Yeah, I find this a really interesting observation. I mean I did do work with three, maybe four therapists seriously. There was one who was like a complete write off because the first thing out of this guy's mouth was you know, trying to blame my parents for everything. And at 20, I wasn't ready to blame my parents for everything. Maybe now I could give a little more credence to that line of thought because every kid should be able to have that freedom. But at the time I wasn't there. As for the other three, this is gonna sound like I'm anti therapy but I'm not. I think that there are lots of wonderful, wonderful experiences that lots of people have with their therapists. But when you've been burned by one of your therapists, and when you thought that the relationship was one thing, like really close, and then all of a sudden, they go kind of weird. Now you're faced with their humanity. And even though it's cool to be human, I don't want my therapist to be human - I want my therapist to be my therapist! And so having to kind of navigate and negotiate some of those truths for myself, just made me over time, recognize that some people are going to get a lot out of therapy but maybe not me. Maybe at some point, again, I'll have to return, right? I mean that's okay, if that's where my head goes and if that's what I need, then I will totally be open to that. But in the last decade, I would say that my therapy has emerged from a lot of reading, specifically philosophy.
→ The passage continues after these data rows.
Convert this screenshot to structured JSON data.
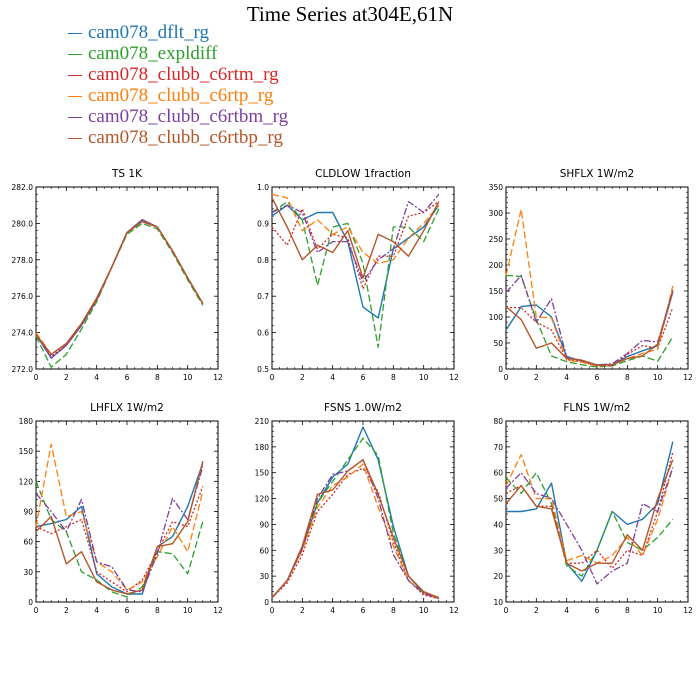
{
  "title": "Time Series at304E,61N",
  "legend": [
    {
      "name": "cam078_dflt_rg",
      "color": "#1f77b4"
    },
    {
      "name": "cam078_expldiff",
      "color": "#2ca02c"
    },
    {
      "name": "cam078_clubb_c6rtm_rg",
      "color": "#d62728"
    },
    {
      "name": "cam078_clubb_c6rtp_rg",
      "color": "#ff7f0e"
    },
    {
      "name": "cam078_clubb_c6rtbm_rg",
      "color": "#7b3f9e"
    },
    {
      "name": "cam078_clubb_c6rtbp_rg",
      "color": "#b5562a"
    }
  ],
  "chart_data": [
    {
      "type": "line",
      "title": "TS   1K",
      "xlim": [
        0,
        12
      ],
      "ylim": [
        272,
        282
      ],
      "xticks": [
        0,
        2,
        4,
        6,
        8,
        10,
        12
      ],
      "yticks": [
        272,
        274,
        276,
        278,
        280,
        282
      ],
      "ytick_labels": [
        "272.0",
        "274.0",
        "276.0",
        "278.0",
        "280.0",
        "282.0"
      ],
      "x": [
        0,
        1,
        2,
        3,
        4,
        5,
        6,
        7,
        8,
        9,
        10,
        11
      ],
      "series": [
        {
          "name": "cam078_dflt_rg",
          "values": [
            273.9,
            272.6,
            273.3,
            274.4,
            275.8,
            277.6,
            279.5,
            280.2,
            279.8,
            278.5,
            277.0,
            275.6
          ]
        },
        {
          "name": "cam078_expldiff",
          "values": [
            273.8,
            272.1,
            272.8,
            274.2,
            275.7,
            277.6,
            279.4,
            280.0,
            279.7,
            278.4,
            276.9,
            275.5
          ]
        },
        {
          "name": "cam078_clubb_c6rtm_rg",
          "values": [
            273.9,
            272.7,
            273.3,
            274.4,
            275.8,
            277.6,
            279.5,
            280.2,
            279.8,
            278.5,
            277.0,
            275.6
          ]
        },
        {
          "name": "cam078_clubb_c6rtp_rg",
          "values": [
            274.0,
            272.8,
            273.4,
            274.5,
            275.8,
            277.6,
            279.5,
            280.1,
            279.8,
            278.5,
            277.0,
            275.6
          ]
        },
        {
          "name": "cam078_clubb_c6rtbm_rg",
          "values": [
            273.9,
            272.6,
            273.3,
            274.4,
            275.8,
            277.6,
            279.5,
            280.2,
            279.8,
            278.5,
            277.0,
            275.6
          ]
        },
        {
          "name": "cam078_clubb_c6rtbp_rg",
          "values": [
            273.9,
            272.8,
            273.4,
            274.5,
            275.9,
            277.6,
            279.5,
            280.1,
            279.8,
            278.5,
            277.0,
            275.6
          ]
        }
      ]
    },
    {
      "type": "line",
      "title": "CLDLOW   1fraction",
      "xlim": [
        0,
        12
      ],
      "ylim": [
        0.5,
        1.0
      ],
      "xticks": [
        0,
        2,
        4,
        6,
        8,
        10,
        12
      ],
      "yticks": [
        0.5,
        0.6,
        0.7,
        0.8,
        0.9,
        1.0
      ],
      "ytick_labels": [
        "0.5",
        "0.6",
        "0.7",
        "0.8",
        "0.9",
        "1.0"
      ],
      "x": [
        0,
        1,
        2,
        3,
        4,
        5,
        6,
        7,
        8,
        9,
        10,
        11
      ],
      "series": [
        {
          "name": "cam078_dflt_rg",
          "values": [
            0.92,
            0.95,
            0.91,
            0.93,
            0.93,
            0.85,
            0.67,
            0.64,
            0.83,
            0.86,
            0.89,
            0.95
          ]
        },
        {
          "name": "cam078_expldiff",
          "values": [
            0.93,
            0.96,
            0.91,
            0.73,
            0.89,
            0.9,
            0.79,
            0.56,
            0.89,
            0.89,
            0.85,
            0.94
          ]
        },
        {
          "name": "cam078_clubb_c6rtm_rg",
          "values": [
            0.89,
            0.84,
            0.94,
            0.83,
            0.87,
            0.86,
            0.72,
            0.81,
            0.81,
            0.92,
            0.93,
            0.96
          ]
        },
        {
          "name": "cam078_clubb_c6rtp_rg",
          "values": [
            0.98,
            0.97,
            0.88,
            0.91,
            0.87,
            0.89,
            0.82,
            0.79,
            0.8,
            0.86,
            0.9,
            0.95
          ]
        },
        {
          "name": "cam078_clubb_c6rtbm_rg",
          "values": [
            0.93,
            0.95,
            0.93,
            0.82,
            0.85,
            0.85,
            0.74,
            0.8,
            0.83,
            0.96,
            0.93,
            0.98
          ]
        },
        {
          "name": "cam078_clubb_c6rtbp_rg",
          "values": [
            0.97,
            0.89,
            0.8,
            0.84,
            0.82,
            0.88,
            0.75,
            0.87,
            0.85,
            0.81,
            0.88,
            0.96
          ]
        }
      ]
    },
    {
      "type": "line",
      "title": "SHFLX   1W/m2",
      "xlim": [
        0,
        12
      ],
      "ylim": [
        0,
        350
      ],
      "xticks": [
        0,
        2,
        4,
        6,
        8,
        10,
        12
      ],
      "yticks": [
        0,
        50,
        100,
        150,
        200,
        250,
        300,
        350
      ],
      "ytick_labels": [
        "0",
        "50",
        "100",
        "150",
        "200",
        "250",
        "300",
        "350"
      ],
      "x": [
        0,
        1,
        2,
        3,
        4,
        5,
        6,
        7,
        8,
        9,
        10,
        11
      ],
      "series": [
        {
          "name": "cam078_dflt_rg",
          "values": [
            75,
            120,
            123,
            100,
            24,
            15,
            8,
            8,
            24,
            35,
            45,
            148
          ]
        },
        {
          "name": "cam078_expldiff",
          "values": [
            180,
            178,
            95,
            25,
            14,
            8,
            4,
            6,
            16,
            25,
            15,
            62
          ]
        },
        {
          "name": "cam078_clubb_c6rtm_rg",
          "values": [
            118,
            118,
            90,
            75,
            18,
            14,
            6,
            6,
            28,
            45,
            40,
            118
          ]
        },
        {
          "name": "cam078_clubb_c6rtp_rg",
          "values": [
            180,
            307,
            100,
            98,
            17,
            13,
            6,
            8,
            20,
            30,
            38,
            160
          ]
        },
        {
          "name": "cam078_clubb_c6rtbm_rg",
          "values": [
            147,
            180,
            90,
            135,
            22,
            17,
            8,
            10,
            30,
            55,
            52,
            148
          ]
        },
        {
          "name": "cam078_clubb_c6rtbp_rg",
          "values": [
            120,
            95,
            40,
            50,
            20,
            17,
            7,
            8,
            20,
            25,
            48,
            152
          ]
        }
      ]
    },
    {
      "type": "line",
      "title": "LHFLX   1W/m2",
      "xlim": [
        0,
        12
      ],
      "ylim": [
        0,
        180
      ],
      "xticks": [
        0,
        2,
        4,
        6,
        8,
        10,
        12
      ],
      "yticks": [
        0,
        30,
        60,
        90,
        120,
        150,
        180
      ],
      "ytick_labels": [
        "0",
        "30",
        "60",
        "90",
        "120",
        "150",
        "180"
      ],
      "x": [
        0,
        1,
        2,
        3,
        4,
        5,
        6,
        7,
        8,
        9,
        10,
        11
      ],
      "series": [
        {
          "name": "cam078_dflt_rg",
          "values": [
            75,
            78,
            82,
            95,
            28,
            15,
            8,
            8,
            55,
            65,
            95,
            138
          ]
        },
        {
          "name": "cam078_expldiff",
          "values": [
            120,
            82,
            70,
            30,
            22,
            10,
            5,
            15,
            50,
            48,
            28,
            80
          ]
        },
        {
          "name": "cam078_clubb_c6rtm_rg",
          "values": [
            75,
            68,
            75,
            82,
            30,
            20,
            10,
            22,
            50,
            80,
            75,
            115
          ]
        },
        {
          "name": "cam078_clubb_c6rtp_rg",
          "values": [
            75,
            157,
            85,
            90,
            40,
            30,
            12,
            20,
            45,
            75,
            50,
            110
          ]
        },
        {
          "name": "cam078_clubb_c6rtbm_rg",
          "values": [
            108,
            90,
            70,
            102,
            40,
            35,
            12,
            10,
            48,
            103,
            82,
            135
          ]
        },
        {
          "name": "cam078_clubb_c6rtbp_rg",
          "values": [
            70,
            85,
            38,
            50,
            20,
            12,
            8,
            12,
            55,
            58,
            80,
            140
          ]
        }
      ]
    },
    {
      "type": "line",
      "title": "FSNS   1.0W/m2",
      "xlim": [
        0,
        12
      ],
      "ylim": [
        0,
        210
      ],
      "xticks": [
        0,
        2,
        4,
        6,
        8,
        10,
        12
      ],
      "yticks": [
        0,
        30,
        60,
        90,
        120,
        150,
        180,
        210
      ],
      "ytick_labels": [
        "0",
        "30",
        "60",
        "90",
        "120",
        "150",
        "180",
        "210"
      ],
      "x": [
        0,
        1,
        2,
        3,
        4,
        5,
        6,
        7,
        8,
        9,
        10,
        11
      ],
      "series": [
        {
          "name": "cam078_dflt_rg",
          "values": [
            5,
            25,
            62,
            115,
            145,
            160,
            203,
            165,
            88,
            30,
            10,
            4
          ]
        },
        {
          "name": "cam078_expldiff",
          "values": [
            5,
            25,
            62,
            115,
            140,
            165,
            190,
            170,
            80,
            30,
            10,
            4
          ]
        },
        {
          "name": "cam078_clubb_c6rtm_rg",
          "values": [
            5,
            22,
            55,
            105,
            125,
            148,
            155,
            128,
            70,
            25,
            8,
            4
          ]
        },
        {
          "name": "cam078_clubb_c6rtp_rg",
          "values": [
            5,
            25,
            60,
            110,
            135,
            145,
            160,
            110,
            65,
            25,
            10,
            4
          ]
        },
        {
          "name": "cam078_clubb_c6rtbm_rg",
          "values": [
            5,
            25,
            62,
            120,
            148,
            152,
            165,
            120,
            55,
            25,
            10,
            4
          ]
        },
        {
          "name": "cam078_clubb_c6rtbp_rg",
          "values": [
            5,
            25,
            65,
            125,
            130,
            152,
            165,
            125,
            75,
            30,
            12,
            5
          ]
        }
      ]
    },
    {
      "type": "line",
      "title": "FLNS   1W/m2",
      "xlim": [
        0,
        12
      ],
      "ylim": [
        10,
        80
      ],
      "xticks": [
        0,
        2,
        4,
        6,
        8,
        10,
        12
      ],
      "yticks": [
        10,
        20,
        30,
        40,
        50,
        60,
        70,
        80
      ],
      "ytick_labels": [
        "10",
        "20",
        "30",
        "40",
        "50",
        "60",
        "70",
        "80"
      ],
      "x": [
        0,
        1,
        2,
        3,
        4,
        5,
        6,
        7,
        8,
        9,
        10,
        11
      ],
      "series": [
        {
          "name": "cam078_dflt_rg",
          "values": [
            45,
            45,
            46,
            56,
            25,
            18,
            30,
            45,
            40,
            42,
            48,
            72
          ]
        },
        {
          "name": "cam078_expldiff",
          "values": [
            58,
            52,
            60,
            48,
            24,
            20,
            30,
            45,
            33,
            30,
            35,
            42
          ]
        },
        {
          "name": "cam078_clubb_c6rtm_rg",
          "values": [
            52,
            55,
            47,
            47,
            25,
            25,
            30,
            23,
            30,
            28,
            45,
            68
          ]
        },
        {
          "name": "cam078_clubb_c6rtp_rg",
          "values": [
            55,
            67,
            50,
            50,
            26,
            28,
            25,
            28,
            35,
            28,
            42,
            62
          ]
        },
        {
          "name": "cam078_clubb_c6rtbm_rg",
          "values": [
            54,
            60,
            52,
            50,
            40,
            30,
            17,
            22,
            25,
            48,
            45,
            62
          ]
        },
        {
          "name": "cam078_clubb_c6rtbp_rg",
          "values": [
            48,
            55,
            47,
            46,
            25,
            22,
            25,
            25,
            36,
            30,
            50,
            65
          ]
        }
      ]
    }
  ]
}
My PhDs in education, but it was like educational philosophy that was really driving what I was learning from different big thinkers who've done a lot of the work for me. I've been able to glean from them nuggets of wisdom that I've been able to apply to myself. I have had various students say to me over time "Ms. Davey, how do you make that link? How did you jump from that to that?" Whether it's a blessing or a curse, because some people don't make the jump with me, but I can see links. So I think making links between philosophical thoughts, and healing your soul and healing my leg and my soul, have perhaps been very useful parts of my reframing process. So this was not an anti-therapist rant at all!